GPs call for medical card holders to be charged for their services

Charges for medical card holders sparked concern amongst students who hold them in DCU.

A call for medical card holders to be charged for services at the Irish Medical Organisation annual meeting last weekend sparked concern amongst students who hold medical cards in DCU.

At the annual IMO meeting in Killarney, Co Kerry, delegates were told that general practice has become financially unviable and suggested ‘making the public unhappy’ by charging for everything as a way to get the Government to engage with them on a new GP contract.

In response to the idea, Colette Keogh from DCU’s Access Service stressed that any further charges could disadvantage students even further.

“Students are already facing increased college costs, such as accommodation without any increase in maintenance support from SUSI,” she said.

However, former IMO president Dr Ken Egan expressed doubt for any new contract for GPs being put in place within the next five years and said that doctors should increasingly charge patients for services.

“The only way you will get anything is to make the public unhappy,” the Mayo GP said.

The conference highlighted that general practice was facing a workforce crisis in the years ahead, while it was noted that there has been a concerning collapse in the number of young doctors entering contracts to operate the medical card scheme.

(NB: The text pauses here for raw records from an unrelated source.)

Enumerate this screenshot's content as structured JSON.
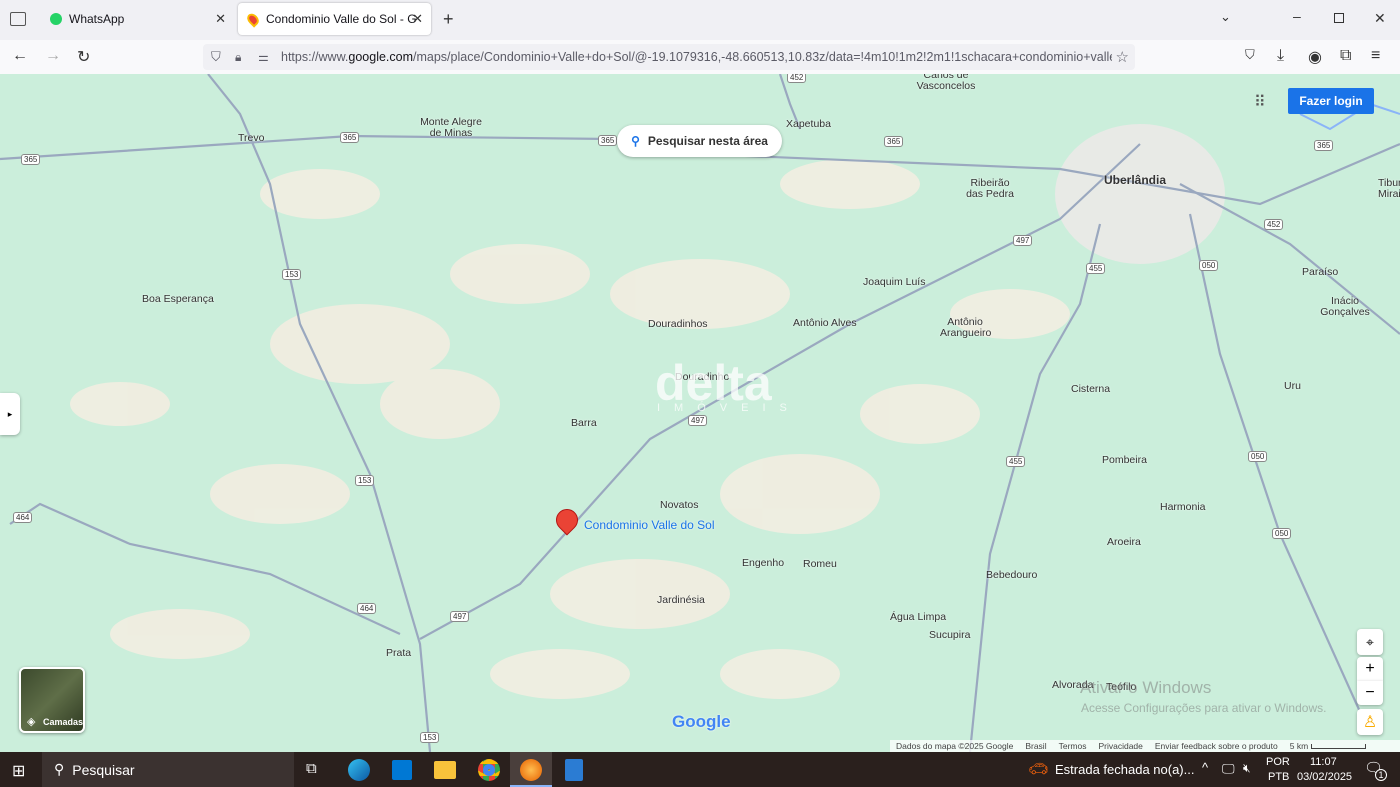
{
  "browser": {
    "tabs": [
      {
        "label": "WhatsApp",
        "icon": "whatsapp-icon"
      },
      {
        "label": "Condominio Valle do Sol - Goog",
        "icon": "google-maps-icon"
      }
    ],
    "url_prefix": "https://www.",
    "url_domain": "google.com",
    "url_rest": "/maps/place/Condominio+Valle+do+Sol/@-19.1079316,-48.660513,10.83z/data=!4m10!1m2!2m1!1schacara+condominio+valle"
  },
  "map": {
    "search_area_label": "Pesquisar nesta área",
    "login_label": "Fazer login",
    "layers_label": "Camadas",
    "pin_label": "Condominio Valle do Sol",
    "google_logo": "Google",
    "watermark": "delta",
    "watermark_sub": "IMÓVEIS",
    "places": [
      "Monte Alegre de Minas",
      "Trevo",
      "Xapetuba",
      "Canos de Vasconcelos",
      "Ribeirão das Pedra",
      "Uberlândia",
      "Tiburi Mirai",
      "Boa Esperança",
      "Douradinhos",
      "Antônio Alves",
      "Joaquim Luís",
      "Antônio Arangueiro",
      "Paraíso",
      "Inácio Gonçalves",
      "Douradinho",
      "Barra",
      "Cisterna",
      "Uru",
      "Pombeira",
      "Novatos",
      "Harmonia",
      "Aroeira",
      "Engenho",
      "Romeu",
      "Bebedouro",
      "Jardinésia",
      "Água Limpa",
      "Sucupira",
      "Prata",
      "Alvorada",
      "Teófilo"
    ],
    "roads": [
      "365",
      "365",
      "365",
      "365",
      "365",
      "452",
      "452",
      "153",
      "153",
      "153",
      "497",
      "497",
      "497",
      "455",
      "455",
      "050",
      "050",
      "050",
      "464",
      "464"
    ],
    "footer": {
      "data": "Dados do mapa ©2025 Google",
      "country": "Brasil",
      "terms": "Termos",
      "privacy": "Privacidade",
      "feedback": "Enviar feedback sobre o produto",
      "scale": "5 km"
    },
    "activation_title": "Ativar o Windows",
    "activation_sub": "Acesse Configurações para ativar o Windows."
  },
  "taskbar": {
    "search": "Pesquisar",
    "notification": "Estrada fechada no(a)...",
    "lang1": "POR",
    "lang2": "PTB",
    "time": "11:07",
    "date": "03/02/2025",
    "badge": "1"
  },
  "colors": {
    "accent": "#1a73e8",
    "pin": "#ea4335",
    "map_green": "#cbeedb",
    "taskbar": "#2a201d"
  }
}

Dr Michael Kelleher said there were 2,536 GPs with contracts to operate the scheme, but less than 90 of the doctors working on it under the age of 35.

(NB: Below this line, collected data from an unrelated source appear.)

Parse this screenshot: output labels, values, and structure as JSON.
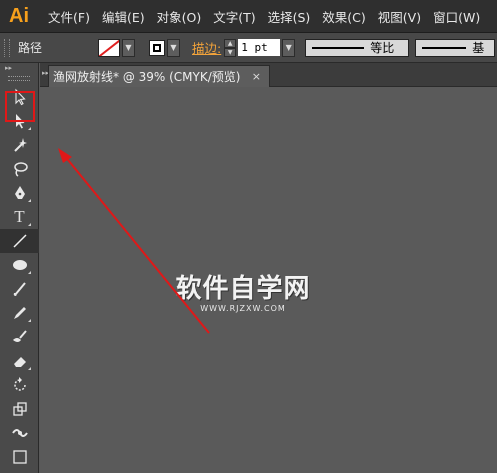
{
  "app": {
    "logo": "Ai"
  },
  "menu": [
    "文件(F)",
    "编辑(E)",
    "对象(O)",
    "文字(T)",
    "选择(S)",
    "效果(C)",
    "视图(V)",
    "窗口(W)"
  ],
  "control": {
    "path_label": "路径",
    "stroke_label": "描边:",
    "stroke_weight": "1 pt",
    "profile_label": "等比",
    "brush_label": "基"
  },
  "document": {
    "tab_title": "渔网放射线* @ 39% (CMYK/预览)",
    "close": "×"
  },
  "watermark": {
    "title": "软件自学网",
    "url": "WWW.RJZXW.COM"
  },
  "tools": [
    {
      "name": "selection-tool",
      "icon": "arrow-icon"
    },
    {
      "name": "direct-selection-tool",
      "icon": "white-arrow-icon"
    },
    {
      "name": "magic-wand-tool",
      "icon": "wand-icon"
    },
    {
      "name": "lasso-tool",
      "icon": "lasso-icon"
    },
    {
      "name": "pen-tool",
      "icon": "pen-icon"
    },
    {
      "name": "type-tool",
      "icon": "type-icon",
      "glyph": "T"
    },
    {
      "name": "line-segment-tool",
      "icon": "line-icon"
    },
    {
      "name": "ellipse-tool",
      "icon": "ellipse-icon"
    },
    {
      "name": "paintbrush-tool",
      "icon": "brush-icon"
    },
    {
      "name": "pencil-tool",
      "icon": "pencil-icon"
    },
    {
      "name": "blob-brush-tool",
      "icon": "blob-brush-icon"
    },
    {
      "name": "eraser-tool",
      "icon": "eraser-icon"
    },
    {
      "name": "rotate-tool",
      "icon": "rotate-icon"
    },
    {
      "name": "scale-tool",
      "icon": "scale-icon"
    },
    {
      "name": "width-tool",
      "icon": "width-icon"
    },
    {
      "name": "free-transform-tool",
      "icon": "free-transform-icon"
    }
  ],
  "colors": {
    "annotation_red": "#e01818",
    "logo_orange": "#f7a01c"
  }
}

Meanwhile, students expressed their concern if the charges on medical card holders were to be implemented.

“If I was charged it would mean that I simply couldn’t afford to go to the doctor if I became ill. I couldn’t afford the €40 at the drop of a hat, so would have to save up to go,” Lauren Cleary, a student from Donegal said.

Arriving at the doctor’s group conference, Minister for Health Simon Harris said the Government wants to spend “many, many millions more on general practice in the coming years”.

However, Dr John O’Brien stated general practice was at a tipping point and said, “if we are to make general practice survive, we need an injection of new money now with no work attached to it.”